The 'average user' is not going to take the time to learn regex, I'm sorry to say. Personally, I'm very dangerous wih them...
That said, I agree with you that this is an issue. Most of us probably get by this by simply using wildcards sensibly, as miguelfire described...
Maybe one way of handling this is to have PWM pop-up a warning to the user if they try to save a URL wildcard pattern that is vulnerable to a phishing attack, with a link to a detailed explanation right there on the warning pop-up?
Yeah, but just in case anyone wants to know:
[^/]* indicates a string of characters of any length that can contain anything but a "/"

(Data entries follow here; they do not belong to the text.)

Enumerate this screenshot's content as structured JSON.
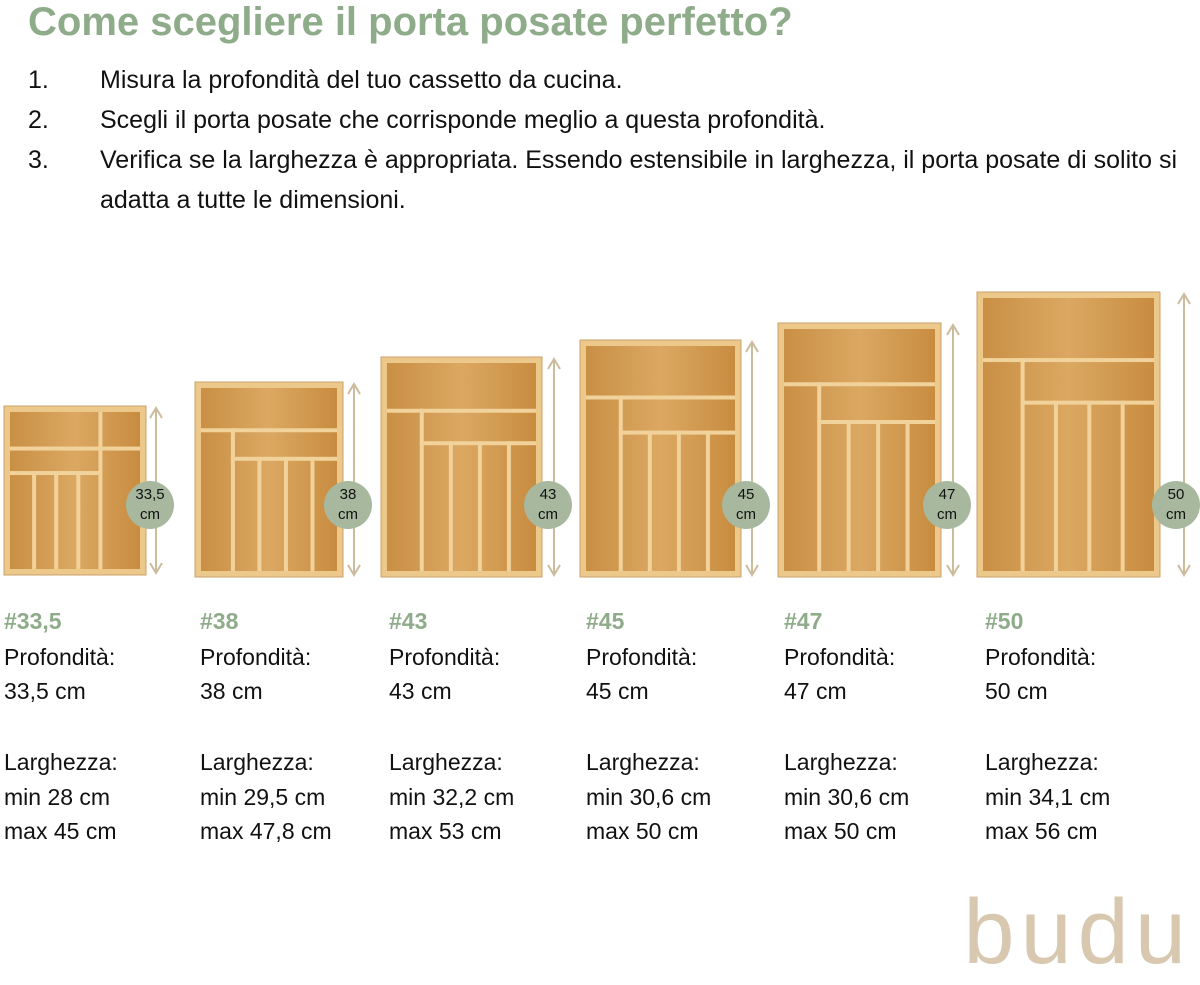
{
  "title": "Come scegliere il porta posate perfetto?",
  "steps": [
    {
      "number": "1.",
      "text": "Misura la profondità del tuo cassetto da cucina."
    },
    {
      "number": "2.",
      "text": "Scegli il porta posate che corrisponde meglio a questa profondità."
    },
    {
      "number": "3.",
      "text": "Verifica se la larghezza è appropriata. Essendo estensibile in larghezza, il porta posate di solito si adatta a tutte le dimensioni."
    }
  ],
  "products": [
    {
      "badge": [
        "33,5",
        "cm"
      ],
      "code": "#33,5",
      "depth_label": "Profondità:",
      "depth": "33,5 cm",
      "width_label": "Larghezza:",
      "width_min": "min 28 cm",
      "width_max": "max 45 cm"
    },
    {
      "badge": [
        "38",
        "cm"
      ],
      "code": "#38",
      "depth_label": "Profondità:",
      "depth": "38 cm",
      "width_label": "Larghezza:",
      "width_min": "min 29,5 cm",
      "width_max": "max 47,8 cm"
    },
    {
      "badge": [
        "43",
        "cm"
      ],
      "code": "#43",
      "depth_label": "Profondità:",
      "depth": "43 cm",
      "width_label": "Larghezza:",
      "width_min": "min 32,2 cm",
      "width_max": "max 53 cm"
    },
    {
      "badge": [
        "45",
        "cm"
      ],
      "code": "#45",
      "depth_label": "Profondità:",
      "depth": "45 cm",
      "width_label": "Larghezza:",
      "width_min": "min 30,6 cm",
      "width_max": "max 50 cm"
    },
    {
      "badge": [
        "47",
        "cm"
      ],
      "code": "#47",
      "depth_label": "Profondità:",
      "depth": "47 cm",
      "width_label": "Larghezza:",
      "width_min": "min 30,6 cm",
      "width_max": "max 50 cm"
    },
    {
      "badge": [
        "50",
        "cm"
      ],
      "code": "#50",
      "depth_label": "Profondità:",
      "depth": "50 cm",
      "width_label": "Larghezza:",
      "width_min": "min 34,1 cm",
      "width_max": "max 56 cm"
    }
  ],
  "brand": "budu"
}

\. indicates a "." - because "." alone has special meaning in regexp, you have to write \. instead.
.* indicates a string fo characters of any length (any characters whatsoever)

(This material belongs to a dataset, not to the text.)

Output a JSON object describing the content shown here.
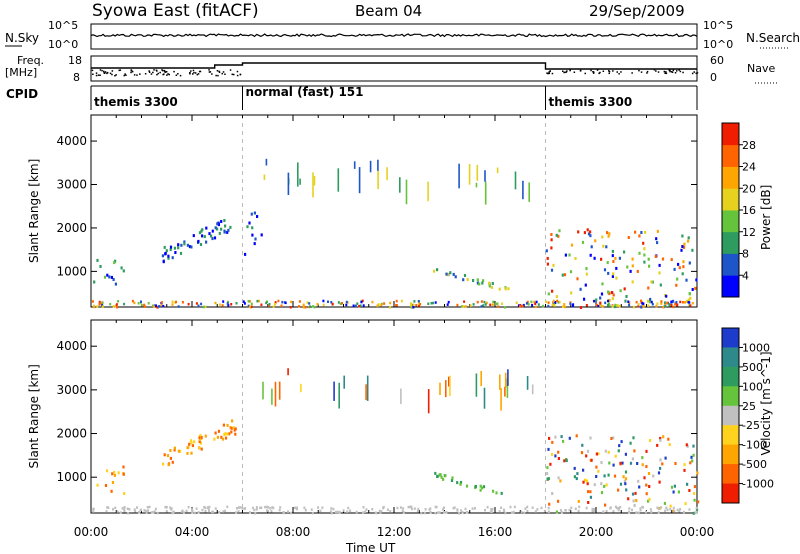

s? indicates that there could be a single "s" in this place, or there could be none.
FYI http:// is unsecure, https:// is secure (encrypted web page).
So:
https://[^/]*\.yahoo\.com/.* -- domain name w/ ".yahoo.com/", secure https only.
https?://[^/]*\.yahoo\.com/.* --- domain name w/ ".yahoo.com/", secure https or unsecure http.
https://[^/]*\.ebay\.com/.* -- domain name w/ ".ebay.com/", secure https only.
https?://[^/]*\.ebay\.com/.* --- domain name w/ ".ebay.com/", secure https or unsecure http.
https://[^/]*\.wikipedia\.org/.* -- domain name w/ ".wikipedia.org/", secure https only.
https?://[^/]*\.wikipedia\.org/.* --- domain name w/ ".wikipedia.org/", secure https or unsecure http.